Chucho Valdés, los bailadores cubanos de jazz y la conga del dentista
En La Habana cualquier cosa puede suceder. Eso se sabe. Lo mismo te encuentras en un hotel haciendo sándwiches a un ingeniero en extracción de hidrocarburos graduado en la Universidad del Petróleo de Bakú, que a una militante comunista que hace brujería con un amigo palero para “virarle el mundo al revés” a su exmarido y “la otra”, o te topas con un venerable grupo de bailadores de jazz que llevan más de medio siglo atrincherados defendiendo su gusto por la música estadounidense, incluidos los tiempos oscuros en que el jazz era mal visto en Cuba y considerado casi un ritmo enemigo.
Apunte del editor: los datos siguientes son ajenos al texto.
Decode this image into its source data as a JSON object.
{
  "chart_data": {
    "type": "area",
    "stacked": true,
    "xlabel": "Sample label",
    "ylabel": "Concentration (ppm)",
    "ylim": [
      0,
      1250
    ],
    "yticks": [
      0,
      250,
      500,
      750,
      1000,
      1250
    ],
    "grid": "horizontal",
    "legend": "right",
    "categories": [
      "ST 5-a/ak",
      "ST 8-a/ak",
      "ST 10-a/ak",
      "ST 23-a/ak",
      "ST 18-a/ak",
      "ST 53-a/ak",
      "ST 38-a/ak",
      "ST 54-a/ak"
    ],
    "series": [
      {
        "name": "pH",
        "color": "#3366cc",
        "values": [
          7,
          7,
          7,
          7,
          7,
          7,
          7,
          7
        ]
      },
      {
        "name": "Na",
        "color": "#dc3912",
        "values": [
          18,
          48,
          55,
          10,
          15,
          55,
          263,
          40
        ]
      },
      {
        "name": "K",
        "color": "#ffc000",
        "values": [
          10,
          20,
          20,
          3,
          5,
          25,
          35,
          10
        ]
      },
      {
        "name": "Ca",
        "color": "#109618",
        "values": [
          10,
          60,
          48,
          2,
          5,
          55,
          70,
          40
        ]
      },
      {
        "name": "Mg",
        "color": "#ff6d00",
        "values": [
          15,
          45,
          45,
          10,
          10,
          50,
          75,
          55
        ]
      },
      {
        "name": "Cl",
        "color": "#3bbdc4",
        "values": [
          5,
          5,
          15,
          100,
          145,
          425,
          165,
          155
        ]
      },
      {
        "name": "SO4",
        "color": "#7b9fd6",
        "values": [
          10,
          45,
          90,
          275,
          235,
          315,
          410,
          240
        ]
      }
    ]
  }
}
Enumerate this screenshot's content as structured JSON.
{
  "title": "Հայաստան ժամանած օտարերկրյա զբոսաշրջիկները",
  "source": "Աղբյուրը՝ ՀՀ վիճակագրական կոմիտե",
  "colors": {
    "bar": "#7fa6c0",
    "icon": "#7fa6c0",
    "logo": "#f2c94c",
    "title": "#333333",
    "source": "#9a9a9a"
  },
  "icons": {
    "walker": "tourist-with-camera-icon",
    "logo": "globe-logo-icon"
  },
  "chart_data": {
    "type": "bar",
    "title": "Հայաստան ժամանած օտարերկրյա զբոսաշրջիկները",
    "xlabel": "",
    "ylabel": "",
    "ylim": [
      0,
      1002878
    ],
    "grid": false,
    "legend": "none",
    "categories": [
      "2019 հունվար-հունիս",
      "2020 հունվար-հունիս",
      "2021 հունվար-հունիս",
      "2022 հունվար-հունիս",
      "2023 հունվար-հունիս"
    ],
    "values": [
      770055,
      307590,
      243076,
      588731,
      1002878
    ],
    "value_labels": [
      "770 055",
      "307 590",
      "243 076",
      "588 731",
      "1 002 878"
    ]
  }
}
Otro día tienes dolor de muelas y vas a la consulta del dentista, y te encuentras allí en el sillón del suplicio al pianista Chucho Valdés hablando animadamente con un protésico dental que en sus ratos libres compone música popular, y Chucho va y le dice que la última conga que le enseñó “está buenísima” y que la va a incluir en un próximo disco que piensa hacer con su padre, el gran Bebo Valdés. Pasan unos meses, y Chucho graba La conga del dentista, y encima el álbum gana un premio Granmy.
La anécdota es de 2007 y ocurrió en la consulta del doctor Mario Gallo, excelente profesional y maestro de generaciones de dentistas cubanos. Gallo era además un jodedor descomunal, dueño de un humor criollo que te hacía reír a carcajadas aunque te estuviera masacrando con el torno. Quería poner en su cubículo un cartel que dijera: “Si quiere sufrir como un caballo, venga a la consulta del Dr. Gallo”. Pero no le dejaron.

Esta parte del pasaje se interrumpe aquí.